As detailed below, the Guidelines are specific in their supervisory expectations however, in light of not having been updated since 2020, this may raise a number of questions in light of how the COVID-19 pandemic and the longer-term adoption of remote and/or hybrid working arrangements have had an effect on the compliance function. In particular both the ESFS and In-scope Firms may want to revisit and demonstrate that the compliance function and its target operating model (TOM) is performing against the expectations set in the Guidelines in particular as to what the compliance function is being tasked to do, how and where, notably where remote/hybrid working extends the 3LoD model well beyond its traditional “office-centric” set-up.

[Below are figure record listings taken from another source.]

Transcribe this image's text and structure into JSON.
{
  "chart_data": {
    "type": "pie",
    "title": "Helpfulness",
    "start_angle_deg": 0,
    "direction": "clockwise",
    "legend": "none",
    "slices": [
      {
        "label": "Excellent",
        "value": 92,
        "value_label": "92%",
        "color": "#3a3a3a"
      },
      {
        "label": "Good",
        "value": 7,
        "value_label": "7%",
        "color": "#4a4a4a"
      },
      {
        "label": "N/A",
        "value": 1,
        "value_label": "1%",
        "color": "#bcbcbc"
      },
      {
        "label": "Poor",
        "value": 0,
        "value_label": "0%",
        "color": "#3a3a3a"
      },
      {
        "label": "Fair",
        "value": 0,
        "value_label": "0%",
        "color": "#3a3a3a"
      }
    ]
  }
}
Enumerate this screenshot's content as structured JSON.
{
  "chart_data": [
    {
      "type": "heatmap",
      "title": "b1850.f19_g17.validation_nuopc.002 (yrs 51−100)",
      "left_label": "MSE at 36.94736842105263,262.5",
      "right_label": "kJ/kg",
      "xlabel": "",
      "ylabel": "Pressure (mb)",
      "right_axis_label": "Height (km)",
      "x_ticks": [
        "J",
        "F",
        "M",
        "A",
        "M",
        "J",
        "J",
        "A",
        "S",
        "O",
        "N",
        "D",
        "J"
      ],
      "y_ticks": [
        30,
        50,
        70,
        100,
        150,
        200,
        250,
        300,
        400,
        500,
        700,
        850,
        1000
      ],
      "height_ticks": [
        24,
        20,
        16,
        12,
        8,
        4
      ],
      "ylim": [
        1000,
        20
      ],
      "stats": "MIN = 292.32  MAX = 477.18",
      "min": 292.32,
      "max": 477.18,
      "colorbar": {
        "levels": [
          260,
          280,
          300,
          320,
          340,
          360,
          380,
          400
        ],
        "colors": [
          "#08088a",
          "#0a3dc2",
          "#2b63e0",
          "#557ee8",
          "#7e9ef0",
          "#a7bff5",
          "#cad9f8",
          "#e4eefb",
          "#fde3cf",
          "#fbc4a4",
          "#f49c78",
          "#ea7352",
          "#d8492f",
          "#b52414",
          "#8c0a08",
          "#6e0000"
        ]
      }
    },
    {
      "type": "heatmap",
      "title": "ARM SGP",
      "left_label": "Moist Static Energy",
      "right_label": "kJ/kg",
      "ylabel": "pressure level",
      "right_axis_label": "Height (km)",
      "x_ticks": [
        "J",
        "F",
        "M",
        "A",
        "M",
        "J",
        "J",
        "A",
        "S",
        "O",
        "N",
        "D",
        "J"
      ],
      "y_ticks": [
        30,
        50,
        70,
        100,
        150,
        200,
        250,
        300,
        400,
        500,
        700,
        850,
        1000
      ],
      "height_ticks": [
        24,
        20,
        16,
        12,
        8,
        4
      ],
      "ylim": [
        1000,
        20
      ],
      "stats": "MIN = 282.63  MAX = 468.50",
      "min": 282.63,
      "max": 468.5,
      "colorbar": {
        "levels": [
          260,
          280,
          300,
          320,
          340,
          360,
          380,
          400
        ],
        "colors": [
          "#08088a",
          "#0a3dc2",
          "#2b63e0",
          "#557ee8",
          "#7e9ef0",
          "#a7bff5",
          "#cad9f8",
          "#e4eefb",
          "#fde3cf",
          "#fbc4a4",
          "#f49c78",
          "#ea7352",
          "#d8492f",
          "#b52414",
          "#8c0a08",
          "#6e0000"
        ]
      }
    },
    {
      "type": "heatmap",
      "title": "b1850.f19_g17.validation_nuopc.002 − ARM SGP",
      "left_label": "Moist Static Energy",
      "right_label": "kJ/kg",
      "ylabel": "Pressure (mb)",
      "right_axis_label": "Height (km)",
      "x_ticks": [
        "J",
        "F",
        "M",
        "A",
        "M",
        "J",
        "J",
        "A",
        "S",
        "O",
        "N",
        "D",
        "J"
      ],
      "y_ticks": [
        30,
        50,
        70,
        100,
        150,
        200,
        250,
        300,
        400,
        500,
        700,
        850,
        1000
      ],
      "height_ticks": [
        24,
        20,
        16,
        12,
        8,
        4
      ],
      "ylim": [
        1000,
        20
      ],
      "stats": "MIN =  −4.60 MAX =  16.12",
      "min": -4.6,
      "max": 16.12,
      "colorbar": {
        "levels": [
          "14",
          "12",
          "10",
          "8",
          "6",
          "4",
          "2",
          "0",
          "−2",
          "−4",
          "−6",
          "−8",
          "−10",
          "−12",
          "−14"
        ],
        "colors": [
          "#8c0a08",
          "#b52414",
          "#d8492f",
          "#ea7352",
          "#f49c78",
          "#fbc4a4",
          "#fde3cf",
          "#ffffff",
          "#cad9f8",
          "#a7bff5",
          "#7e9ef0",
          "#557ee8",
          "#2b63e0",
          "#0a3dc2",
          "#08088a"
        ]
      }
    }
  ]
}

Moreover, the fact that the Guidelines have also not been updated since 2020 but major legislative reforms have been entered into force since then is also grounds to warrant In-scope Firms to revisit their arrangements. Some of these recent reforms include those affecting MiFID II (such as IFR/IFD and the introduction of both quantitative and qualitative “K-Factors”) as well as those extending the scope of “financial instruments” to include certain eligible crypto-assets and respective activity (see our coverage on MiCAR) as well as a wider-reaching supervisory focus on third-party risk management and (digital) operational resilience. These considerations may be of importance for both those compliance functions at established In-scope Firms inasmuch as it is at newly licensed In-scope Firms both when setting up a permanent, effective and independent compliance function and maintaining and adjusting it according to the specific risks faced over time.